Throughout all of her political involvement, Bernice also was noted as one of the founding members of the Lakewood Public Library and even owned her own bookstore on the corner of Detroit and Cook. At the Lakewood Historical Society, we maintain and care for items that dealt with Bernice Pyke, as well as the Lakewood Women’s Suffrage Party. She stood out as a pioneering woman who had a great influence on both her local community and gained national notoriety through her service in local affairs, as well as in national politics.

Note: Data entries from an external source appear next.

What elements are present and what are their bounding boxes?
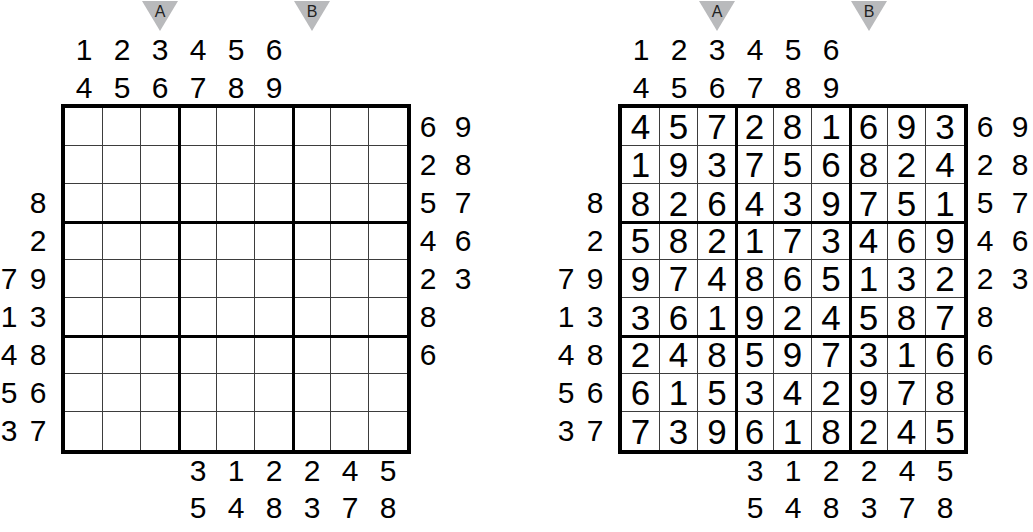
puzzle-cell-r3c7[interactable] bbox=[293, 184, 331, 222]
puzzle-cell-r1c7[interactable] bbox=[293, 108, 331, 146]
clue-left_outer-5: 7 bbox=[1, 264, 18, 294]
solution-cell-r1c4: 2 bbox=[736, 108, 774, 146]
clue-right_inner-4: 4 bbox=[420, 226, 437, 256]
down-arrow-icon: B bbox=[850, 1, 888, 32]
clue-left_inner-4: 2 bbox=[587, 226, 604, 256]
box-divider-vertical-1 bbox=[735, 108, 738, 450]
puzzle-cell-r7c5[interactable] bbox=[217, 336, 255, 374]
solution-cell-r5c8: 3 bbox=[888, 260, 926, 298]
svg-text:B: B bbox=[307, 3, 318, 20]
puzzle-cell-r5c8[interactable] bbox=[331, 260, 369, 298]
puzzle-cell-r1c8[interactable] bbox=[331, 108, 369, 146]
solution-cell-r2c4: 7 bbox=[736, 146, 774, 184]
puzzle-cell-r9c8[interactable] bbox=[331, 412, 369, 450]
clue-bottom_outer-4: 5 bbox=[190, 493, 207, 523]
solution-cell-r6c2: 6 bbox=[660, 298, 698, 336]
puzzle-cell-r5c3[interactable] bbox=[141, 260, 179, 298]
clue-left_inner-5: 9 bbox=[587, 264, 604, 294]
puzzle-cell-r1c6[interactable] bbox=[255, 108, 293, 146]
answer-arrow-A: A bbox=[698, 1, 736, 32]
clue-top_outer-4: 4 bbox=[190, 35, 207, 65]
answer-arrow-B: B bbox=[293, 1, 331, 32]
solution-cell-r7c6: 7 bbox=[812, 336, 850, 374]
puzzle-cell-r1c3[interactable] bbox=[141, 108, 179, 146]
clue-top_inner-2: 5 bbox=[671, 73, 688, 103]
solution-cell-r1c7: 6 bbox=[850, 108, 888, 146]
clue-left_outer-9: 3 bbox=[1, 416, 18, 446]
puzzle-cell-r8c1[interactable] bbox=[65, 374, 103, 412]
clue-right_outer-1: 9 bbox=[1012, 112, 1029, 142]
clue-top_outer-6: 6 bbox=[823, 35, 840, 65]
puzzle-cell-r3c6[interactable] bbox=[255, 184, 293, 222]
clue-right_inner-2: 2 bbox=[420, 150, 437, 180]
puzzle-cell-r5c2[interactable] bbox=[103, 260, 141, 298]
solution-cell-r8c3: 5 bbox=[698, 374, 736, 412]
puzzle-cell-r9c6[interactable] bbox=[255, 412, 293, 450]
puzzle-cell-r6c2[interactable] bbox=[103, 298, 141, 336]
puzzle-cell-r8c4[interactable] bbox=[179, 374, 217, 412]
puzzle-cell-r8c2[interactable] bbox=[103, 374, 141, 412]
clue-left_inner-3: 8 bbox=[30, 188, 47, 218]
box-divider-horizontal-2 bbox=[65, 335, 407, 338]
clue-left_inner-9: 7 bbox=[587, 416, 604, 446]
solution-cell-r7c3: 8 bbox=[698, 336, 736, 374]
puzzle-sheet: AB12345645678931224554837871453829386762… bbox=[0, 0, 1033, 532]
puzzle-cell-r3c2[interactable] bbox=[103, 184, 141, 222]
svg-text:A: A bbox=[155, 3, 166, 20]
box-divider-horizontal-1 bbox=[622, 221, 964, 224]
puzzle-cell-r8c7[interactable] bbox=[293, 374, 331, 412]
box-divider-vertical-2 bbox=[292, 108, 295, 450]
solution-cell-r3c6: 9 bbox=[812, 184, 850, 222]
clue-right_inner-6: 8 bbox=[420, 302, 437, 332]
solution-cell-r6c8: 8 bbox=[888, 298, 926, 336]
clue-top_outer-2: 2 bbox=[114, 35, 131, 65]
solution-cell-r9c6: 8 bbox=[812, 412, 850, 450]
puzzle-cell-r4c3[interactable] bbox=[141, 222, 179, 260]
clue-top_inner-2: 5 bbox=[114, 73, 131, 103]
puzzle-cell-r6c9[interactable] bbox=[369, 298, 407, 336]
clue-left_inner-8: 6 bbox=[30, 378, 47, 408]
clue-bottom_outer-8: 7 bbox=[899, 493, 916, 523]
solution-cell-r1c8: 9 bbox=[888, 108, 926, 146]
solution-cell-r1c1: 4 bbox=[622, 108, 660, 146]
puzzle-cell-r1c2[interactable] bbox=[103, 108, 141, 146]
puzzle-cell-r7c8[interactable] bbox=[331, 336, 369, 374]
answer-arrow-B: B bbox=[850, 1, 888, 32]
puzzle-cell-r9c5[interactable] bbox=[217, 412, 255, 450]
solution-cell-r3c7: 7 bbox=[850, 184, 888, 222]
puzzle-cell-r6c4[interactable] bbox=[179, 298, 217, 336]
clue-right_outer-4: 6 bbox=[1012, 226, 1029, 256]
solution-cell-r3c1: 8 bbox=[622, 184, 660, 222]
clue-left_inner-6: 3 bbox=[587, 302, 604, 332]
clue-left_inner-9: 7 bbox=[30, 416, 47, 446]
clue-left_inner-5: 9 bbox=[30, 264, 47, 294]
clue-top_outer-2: 2 bbox=[671, 35, 688, 65]
puzzle-cell-r9c3[interactable] bbox=[141, 412, 179, 450]
solution-cell-r8c1: 6 bbox=[622, 374, 660, 412]
solution-cell-r8c9: 8 bbox=[926, 374, 964, 412]
clue-left_outer-9: 3 bbox=[558, 416, 575, 446]
clue-right_outer-5: 3 bbox=[455, 264, 472, 294]
clue-bottom_inner-6: 2 bbox=[266, 456, 283, 486]
clue-left_outer-7: 4 bbox=[1, 340, 18, 370]
puzzle-cell-r1c1[interactable] bbox=[65, 108, 103, 146]
box-divider-vertical-1 bbox=[178, 108, 181, 450]
puzzle-cell-r3c4[interactable] bbox=[179, 184, 217, 222]
puzzle-cell-r7c1[interactable] bbox=[65, 336, 103, 374]
solution-cell-r3c8: 5 bbox=[888, 184, 926, 222]
solution-cell-r7c9: 6 bbox=[926, 336, 964, 374]
answer-arrow-A: A bbox=[141, 1, 179, 32]
panel-solution: AB12345645678931224554837871453829386762… bbox=[557, 0, 1033, 532]
down-arrow-icon: A bbox=[698, 1, 736, 32]
solution-cell-r4c6: 3 bbox=[812, 222, 850, 260]
clue-right_inner-1: 6 bbox=[977, 112, 994, 142]
solution-cell-r9c1: 7 bbox=[622, 412, 660, 450]
clue-right_outer-4: 6 bbox=[455, 226, 472, 256]
clue-bottom_inner-4: 3 bbox=[747, 456, 764, 486]
solution-cell-r2c2: 9 bbox=[660, 146, 698, 184]
puzzle-cell-r4c6[interactable] bbox=[255, 222, 293, 260]
solution-cell-r9c9: 5 bbox=[926, 412, 964, 450]
puzzle-cell-r2c3[interactable] bbox=[141, 146, 179, 184]
puzzle-cell-r7c7[interactable] bbox=[293, 336, 331, 374]
solution-cell-r5c9: 2 bbox=[926, 260, 964, 298]
clue-top_outer-5: 5 bbox=[228, 35, 245, 65]
puzzle-cell-r3c1[interactable] bbox=[65, 184, 103, 222]
puzzle-cell-r2c6[interactable] bbox=[255, 146, 293, 184]
solution-cell-r9c7: 2 bbox=[850, 412, 888, 450]
solution-cell-r6c1: 3 bbox=[622, 298, 660, 336]
clue-right_outer-5: 3 bbox=[1012, 264, 1029, 294]
down-arrow-icon: A bbox=[141, 1, 179, 32]
solution-cell-r2c3: 3 bbox=[698, 146, 736, 184]
clue-top_inner-4: 7 bbox=[747, 73, 764, 103]
clue-bottom_inner-8: 4 bbox=[899, 456, 916, 486]
clue-top_inner-6: 9 bbox=[823, 73, 840, 103]
puzzle-cell-r2c8[interactable] bbox=[331, 146, 369, 184]
clue-right_inner-4: 4 bbox=[977, 226, 994, 256]
clue-left_outer-8: 5 bbox=[558, 378, 575, 408]
solution-cell-r6c7: 5 bbox=[850, 298, 888, 336]
clue-right_outer-2: 8 bbox=[455, 150, 472, 180]
clue-left_inner-7: 8 bbox=[30, 340, 47, 370]
clue-bottom_inner-9: 5 bbox=[380, 456, 397, 486]
puzzle-cell-r4c9[interactable] bbox=[369, 222, 407, 260]
puzzle-cell-r8c9[interactable] bbox=[369, 374, 407, 412]
puzzle-cell-r9c4[interactable] bbox=[179, 412, 217, 450]
puzzle-cell-r2c5[interactable] bbox=[217, 146, 255, 184]
puzzle-cell-r3c3[interactable] bbox=[141, 184, 179, 222]
puzzle-cell-r6c8[interactable] bbox=[331, 298, 369, 336]
clue-bottom_outer-7: 3 bbox=[861, 493, 878, 523]
clue-right_inner-5: 2 bbox=[977, 264, 994, 294]
solution-cell-r9c5: 1 bbox=[774, 412, 812, 450]
clue-right_inner-7: 6 bbox=[977, 340, 994, 370]
puzzle-cell-r5c6[interactable] bbox=[255, 260, 293, 298]
solution-cell-r8c6: 2 bbox=[812, 374, 850, 412]
puzzle-cell-r4c2[interactable] bbox=[103, 222, 141, 260]
clue-bottom_inner-9: 5 bbox=[937, 456, 954, 486]
clue-bottom_inner-5: 1 bbox=[785, 456, 802, 486]
solution-cell-r2c9: 4 bbox=[926, 146, 964, 184]
puzzle-cell-r6c5[interactable] bbox=[217, 298, 255, 336]
solution-cell-r5c6: 5 bbox=[812, 260, 850, 298]
solution-cell-r4c7: 4 bbox=[850, 222, 888, 260]
box-divider-horizontal-2 bbox=[622, 335, 964, 338]
clue-right_inner-7: 6 bbox=[420, 340, 437, 370]
clue-left_outer-7: 4 bbox=[558, 340, 575, 370]
clue-left_inner-4: 2 bbox=[30, 226, 47, 256]
clue-right_outer-3: 7 bbox=[455, 188, 472, 218]
clue-bottom_outer-7: 3 bbox=[304, 493, 321, 523]
clue-top_inner-1: 4 bbox=[76, 73, 93, 103]
solution-cell-r5c2: 7 bbox=[660, 260, 698, 298]
clue-left_inner-3: 8 bbox=[587, 188, 604, 218]
solution-cell-r4c5: 7 bbox=[774, 222, 812, 260]
clue-bottom_outer-9: 8 bbox=[937, 493, 954, 523]
clue-top_inner-4: 7 bbox=[190, 73, 207, 103]
solution-cell-r7c2: 4 bbox=[660, 336, 698, 374]
solution-cell-r9c8: 4 bbox=[888, 412, 926, 450]
puzzle-cell-r6c1[interactable] bbox=[65, 298, 103, 336]
puzzle-cell-r4c7[interactable] bbox=[293, 222, 331, 260]
solution-cell-r4c8: 6 bbox=[888, 222, 926, 260]
puzzle-cell-r8c6[interactable] bbox=[255, 374, 293, 412]
puzzle-cell-r2c2[interactable] bbox=[103, 146, 141, 184]
puzzle-cell-r3c5[interactable] bbox=[217, 184, 255, 222]
solution-cell-r1c9: 3 bbox=[926, 108, 964, 146]
clue-bottom_inner-5: 1 bbox=[228, 456, 245, 486]
clue-right_inner-1: 6 bbox=[420, 112, 437, 142]
puzzle-cell-r4c4[interactable] bbox=[179, 222, 217, 260]
clue-top_outer-5: 5 bbox=[785, 35, 802, 65]
clue-top_inner-6: 9 bbox=[266, 73, 283, 103]
puzzle-cell-r5c5[interactable] bbox=[217, 260, 255, 298]
puzzle-cell-r7c6[interactable] bbox=[255, 336, 293, 374]
clue-left_inner-6: 3 bbox=[30, 302, 47, 332]
solution-cell-r5c1: 9 bbox=[622, 260, 660, 298]
puzzle-cell-r9c1[interactable] bbox=[65, 412, 103, 450]
solution-cell-r4c3: 2 bbox=[698, 222, 736, 260]
clue-top_outer-4: 4 bbox=[747, 35, 764, 65]
solution-cell-r5c7: 1 bbox=[850, 260, 888, 298]
solution-cell-r5c3: 4 bbox=[698, 260, 736, 298]
solution-cell-r1c6: 1 bbox=[812, 108, 850, 146]
clue-top_inner-3: 6 bbox=[152, 73, 169, 103]
clue-bottom_outer-6: 8 bbox=[823, 493, 840, 523]
clue-left_inner-7: 8 bbox=[587, 340, 604, 370]
solution-cell-r1c2: 5 bbox=[660, 108, 698, 146]
solution-cell-r3c9: 1 bbox=[926, 184, 964, 222]
puzzle-cell-r4c5[interactable] bbox=[217, 222, 255, 260]
solution-cell-r8c7: 9 bbox=[850, 374, 888, 412]
solution-cell-r7c5: 9 bbox=[774, 336, 812, 374]
solution-cell-r4c2: 8 bbox=[660, 222, 698, 260]
solution-cell-r6c5: 2 bbox=[774, 298, 812, 336]
clue-right_outer-2: 8 bbox=[1012, 150, 1029, 180]
puzzle-cell-r1c9[interactable] bbox=[369, 108, 407, 146]
clue-right_inner-6: 8 bbox=[977, 302, 994, 332]
svg-text:B: B bbox=[864, 3, 875, 20]
solution-cell-r7c7: 3 bbox=[850, 336, 888, 374]
solution-cell-r3c4: 4 bbox=[736, 184, 774, 222]
solution-cell-r3c3: 6 bbox=[698, 184, 736, 222]
solution-cell-r4c4: 1 bbox=[736, 222, 774, 260]
clue-bottom_inner-8: 4 bbox=[342, 456, 359, 486]
clue-left_outer-6: 1 bbox=[1, 302, 18, 332]
solution-cell-r3c2: 2 bbox=[660, 184, 698, 222]
clue-top_outer-3: 3 bbox=[152, 35, 169, 65]
solution-cell-r6c6: 4 bbox=[812, 298, 850, 336]
clue-bottom_inner-6: 2 bbox=[823, 456, 840, 486]
clue-right_inner-3: 5 bbox=[977, 188, 994, 218]
svg-text:A: A bbox=[712, 3, 723, 20]
clue-right_outer-3: 7 bbox=[1012, 188, 1029, 218]
puzzle-cell-r8c8[interactable] bbox=[331, 374, 369, 412]
box-divider-horizontal-1 bbox=[65, 221, 407, 224]
puzzle-cell-r6c6[interactable] bbox=[255, 298, 293, 336]
clue-left_outer-6: 1 bbox=[558, 302, 575, 332]
solution-cell-r9c4: 6 bbox=[736, 412, 774, 450]
puzzle-cell-r8c5[interactable] bbox=[217, 374, 255, 412]
clue-top_inner-5: 8 bbox=[228, 73, 245, 103]
solution-cell-r6c4: 9 bbox=[736, 298, 774, 336]
clue-right_inner-2: 2 bbox=[977, 150, 994, 180]
puzzle-cell-r7c9[interactable] bbox=[369, 336, 407, 374]
clue-top_outer-1: 1 bbox=[76, 35, 93, 65]
puzzle-cell-r2c1[interactable] bbox=[65, 146, 103, 184]
solution-cell-r6c9: 7 bbox=[926, 298, 964, 336]
clue-right_outer-1: 9 bbox=[455, 112, 472, 142]
clue-bottom_inner-7: 2 bbox=[861, 456, 878, 486]
solution-cell-r8c8: 7 bbox=[888, 374, 926, 412]
solution-cell-r7c4: 5 bbox=[736, 336, 774, 374]
solution-cell-r4c1: 5 bbox=[622, 222, 660, 260]
puzzle-cell-r4c1[interactable] bbox=[65, 222, 103, 260]
puzzle-cell-r2c4[interactable] bbox=[179, 146, 217, 184]
puzzle-cell-r9c9[interactable] bbox=[369, 412, 407, 450]
puzzle-cell-r7c2[interactable] bbox=[103, 336, 141, 374]
puzzle-cell-r5c1[interactable] bbox=[65, 260, 103, 298]
clue-bottom_inner-7: 2 bbox=[304, 456, 321, 486]
clue-bottom_outer-4: 5 bbox=[747, 493, 764, 523]
puzzle-cell-r5c4[interactable] bbox=[179, 260, 217, 298]
solution-cell-r2c1: 1 bbox=[622, 146, 660, 184]
puzzle-cell-r1c4[interactable] bbox=[179, 108, 217, 146]
puzzle-cell-r3c9[interactable] bbox=[369, 184, 407, 222]
clue-bottom_outer-5: 4 bbox=[228, 493, 245, 523]
solution-cell-r7c8: 1 bbox=[888, 336, 926, 374]
clue-top_inner-5: 8 bbox=[785, 73, 802, 103]
puzzle-cell-r9c7[interactable] bbox=[293, 412, 331, 450]
down-arrow-icon: B bbox=[293, 1, 331, 32]
clue-bottom_outer-6: 8 bbox=[266, 493, 283, 523]
clue-left_outer-8: 5 bbox=[1, 378, 18, 408]
clue-right_inner-5: 2 bbox=[420, 264, 437, 294]
solution-cell-r9c2: 3 bbox=[660, 412, 698, 450]
solution-cell-r8c2: 1 bbox=[660, 374, 698, 412]
sudoku-board-puzzle bbox=[61, 104, 411, 454]
clue-bottom_outer-5: 4 bbox=[785, 493, 802, 523]
solution-cell-r7c1: 2 bbox=[622, 336, 660, 374]
solution-cell-r2c6: 6 bbox=[812, 146, 850, 184]
clue-bottom_outer-9: 8 bbox=[380, 493, 397, 523]
puzzle-cell-r3c8[interactable] bbox=[331, 184, 369, 222]
clue-top_inner-3: 6 bbox=[709, 73, 726, 103]
puzzle-cell-r7c3[interactable] bbox=[141, 336, 179, 374]
clue-top_outer-3: 3 bbox=[709, 35, 726, 65]
puzzle-cell-r2c7[interactable] bbox=[293, 146, 331, 184]
clue-top_outer-6: 6 bbox=[266, 35, 283, 65]
solution-cell-r6c3: 1 bbox=[698, 298, 736, 336]
clue-right_inner-3: 5 bbox=[420, 188, 437, 218]
clue-bottom_inner-4: 3 bbox=[190, 456, 207, 486]
clue-left_outer-5: 7 bbox=[558, 264, 575, 294]
solution-cell-r2c5: 5 bbox=[774, 146, 812, 184]
sudoku-board-solution: 4572816931937568248264397515821734699748… bbox=[618, 104, 968, 454]
puzzle-cell-r2c9[interactable] bbox=[369, 146, 407, 184]
puzzle-cell-r6c3[interactable] bbox=[141, 298, 179, 336]
solution-cell-r1c3: 7 bbox=[698, 108, 736, 146]
puzzle-cell-r6c7[interactable] bbox=[293, 298, 331, 336]
solution-cell-r2c8: 2 bbox=[888, 146, 926, 184]
solution-cell-r2c7: 8 bbox=[850, 146, 888, 184]
solution-cell-r3c5: 3 bbox=[774, 184, 812, 222]
solution-cell-r5c4: 8 bbox=[736, 260, 774, 298]
clue-left_inner-8: 6 bbox=[587, 378, 604, 408]
puzzle-cell-r1c5[interactable] bbox=[217, 108, 255, 146]
clue-top_inner-1: 4 bbox=[633, 73, 650, 103]
solution-cell-r1c5: 8 bbox=[774, 108, 812, 146]
clue-top_outer-1: 1 bbox=[633, 35, 650, 65]
panel-puzzle: AB12345645678931224554837871453829386762… bbox=[0, 0, 477, 532]
puzzle-cell-r8c3[interactable] bbox=[141, 374, 179, 412]
puzzle-cell-r4c8[interactable] bbox=[331, 222, 369, 260]
solution-cell-r5c5: 6 bbox=[774, 260, 812, 298]
puzzle-cell-r7c4[interactable] bbox=[179, 336, 217, 374]
solution-cell-r4c9: 9 bbox=[926, 222, 964, 260]
puzzle-cell-r5c9[interactable] bbox=[369, 260, 407, 298]
puzzle-cell-r9c2[interactable] bbox=[103, 412, 141, 450]
solution-cell-r8c4: 3 bbox=[736, 374, 774, 412]
puzzle-cell-r5c7[interactable] bbox=[293, 260, 331, 298]
solution-cell-r8c5: 4 bbox=[774, 374, 812, 412]
box-divider-vertical-2 bbox=[849, 108, 852, 450]
clue-bottom_outer-8: 7 bbox=[342, 493, 359, 523]
solution-cell-r9c3: 9 bbox=[698, 412, 736, 450]
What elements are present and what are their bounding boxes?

Votes for Women! That slogan is synonymous with a large movement that occurred throughout the country and abroad during the mid-19th century through the early 20th century. With focus on big name women like Elizabeth Cady Stanton, Susan B. Anthony, Mary Chapman Catt, and Alice Paul, it can be easy to overlook the importance of local women in the struggle for women’s suffrage. In our new exhibit Roaring Lakewood: The 1920s & Lakewood we highlight the contribution of many Lakewood citizens in the advancement of women’s right to vote.
Like other areas throughout the United States, Lakewood was a city where women earned the right to vote before the national amendment. While the first states to grant women the right to vote were in the Western portion of the country, they did so to challenge growing populations of immigrants and to provide greater representation of the population on issues.
However in Lakewood, its citizens campaigned for the inclusion of women voters starting in 1912. Organizing in 1912, the Lakewood Women’s Suffrage Party advocated for the inclusion of women in the democratic process. Nnot only women participated in this organization, but women’s husbands campaigned as well to grant their wives and daughters the right to vote. In 1917, the people of Lakewood put before the City Council the issue of women’s suffrage. The council passed in Lakewood, but a similar bill failed at the state level. The issue statewide on women’s suffrage failed again a year later. It was not until the ratification of the 19th Amendment that Ohio voted for the rights of its women to vote.
After The First World War the issue of women’s suffrage was again put before the nation and in 1920, states voted to ratify the 19th Amendment. After the 19th Amendment went into law, the Lakewood Women’s Suffrage Party transformed into the Lakewood League of Women Voters. This organization, like countless others across the country, is still active today. Its purpose is to educate the public on political issues not only about women, but political issues in general. It can be a source of unbiased information about local, state, and national issues that appear on the ballot. Many women who urged for the inclusion of women went on to serve in other areas of politics that will be discussed in future posts.